3. En deuxième lieu, aux termes des stipulations de l'article 8 de la convention européenne de sauvegarde des droits de l'homme et des libertés fondamentales : " Toute personne a droit au respect de sa vie privée et familiale, de son domicile et de sa correspondance. Il ne peut y avoir ingérence d'une autorité publique dans l'exercice de ce droit que pour autant que cette ingérence est prévue par la loi et qu'elle constitue une mesure qui, dans une société démocratique, est nécessaire à la sécurité nationale, à la sûreté publique, au bien-être économique du pays, à la défense de l'ordre et à la prévention des infractions pénales, à la protection de la santé ou de la morale, ou à la protection des droits et libertés d'autrui ".

4. Si M. A fait valoir qu'il réside depuis août 2018 en France où est régulièrement établi son frère et qu'il justifie d'un emploi en qualité de terrassier depuis le 21 juillet 2020 au sein de la société CO RE BAT, il n'établit ni même n'allègue être dépourvu d'attaches dans son pays d'origine où il a vécu la majeure partie de sa vie et où résident son épouse ainsi que ses deux enfants mineurs nés en 2016 et 2018. Il ressort en outre des pièces du dossier que M. A a fait l'objet le 6 novembre 2018 d'une décision de transfert vers l'Italie dont la légalité a été confirmée par le tribunal administratif de Versailles le 9 novembre 2018 et à l'exécution de laquelle il s'est soustrait.
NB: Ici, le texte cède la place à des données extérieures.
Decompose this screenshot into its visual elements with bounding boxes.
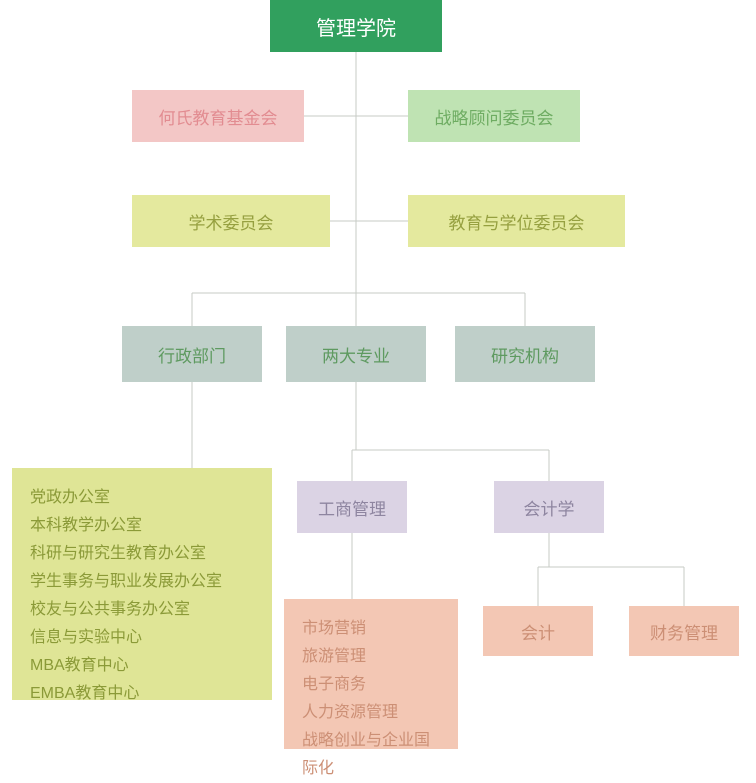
node-label: 会计学 [524,495,575,520]
node-label: 财务管理 [650,619,718,644]
node-label: 学术委员会 [189,209,274,234]
node-label: 两大专业 [322,342,390,367]
list-item: 旅游管理 [302,643,440,671]
node-root: 管理学院 [270,0,442,52]
node-admin-list: 党政办公室本科教学办公室科研与研究生教育办公室学生事务与职业发展办公室校友与公共… [12,468,272,700]
node-label: 研究机构 [491,342,559,367]
node-label: 教育与学位委员会 [449,209,585,234]
node-edudegree: 教育与学位委员会 [408,195,625,247]
node-academic: 学术委员会 [132,195,330,247]
node-acct-sub1: 会计 [483,606,593,656]
node-label: 行政部门 [158,342,226,367]
node-label: 工商管理 [318,495,386,520]
node-fund: 何氏教育基金会 [132,90,304,142]
list-item: 本科教学办公室 [30,512,254,540]
node-majors: 两大专业 [286,326,426,382]
list-item: 战略创业与企业国际化 [302,727,440,783]
node-advisory: 战略顾问委员会 [408,90,580,142]
node-label: 战略顾问委员会 [435,104,554,129]
list-item: MBA教育中心 [30,652,254,680]
list-item: 市场营销 [302,615,440,643]
list-item: 电子商务 [302,671,440,699]
node-label: 管理学院 [316,12,396,41]
node-label: 何氏教育基金会 [159,104,278,129]
list-item: 人力资源管理 [302,699,440,727]
list-item: 科研与研究生教育办公室 [30,540,254,568]
node-acct-sub2: 财务管理 [629,606,739,656]
node-acct: 会计学 [494,481,604,533]
list-item: 学生事务与职业发展办公室 [30,568,254,596]
node-research: 研究机构 [455,326,595,382]
list-item: 信息与实验中心 [30,624,254,652]
node-label: 会计 [521,619,555,644]
node-biz-list: 市场营销旅游管理电子商务人力资源管理战略创业与企业国际化 [284,599,458,749]
list-item: 校友与公共事务办公室 [30,596,254,624]
node-biz: 工商管理 [297,481,407,533]
list-item: EMBA教育中心 [30,680,254,708]
node-admin: 行政部门 [122,326,262,382]
list-item: 党政办公室 [30,484,254,512]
Dans ces conditions, et en dépit de ses efforts d'insertion professionnelle, M. A n'est pas fondé à soutenir que le préfet aurait porté à son droit au respect de sa vie privée et familiale une atteinte disproportionnée aux buts en vue desquels la décision a été prise. Par suite, le moyen tiré de la violation des stipulations de l'article 8 de la Convention européenne de sauvegarde des droits de l'homme et des libertés fondamentales doit être écarté. Le préfet de l'Essonne n'a davantage commis à cet égard d'erreur manifeste d'appréciation des conséquences sur sa situation personnelle.

5. Il résulte de tout ce qui précède que M. A n'est pas fondé à demander l'annulation de l'arrêté du 27 juin 2022 par lequel le préfet de l'Essonne lui a refusé le renouvellement de son attestation de demande d'asile, lui a fait obligation de quitter le territoire français dans un délai de trente jours et a fixé le pays de destination en cas d'exécution d'office. Par voie de conséquence, ses conclusions aux fins d'injonction et d'astreinte sont rejetées, ainsi que celles présentées sur le fondement des dispositions de l'article L. 761-1 du code de justice administrative, l'Etat n'étant pas la partie perdante dans la présente instance.

D E C I D E :

Article 1er : La requête de M. A est rejetée.

Article 2 : Le présent jugement sera notifié à M. C D A et au préfet de l'Essonne.

Rendu public par mise à disposition au greffe le 9 septembre 2022.

Le magistrat désigné,

signé

C. BLa greffière,

signé

E. Amegee

La République mande et ordonne au préfet de l'Essonne en ce qui le concerne ou à tous commissaires de justice à ce requis en ce qui concerne les voies de droit commun, contre les parties privées, de pourvoir à l'exécution de la présente décision.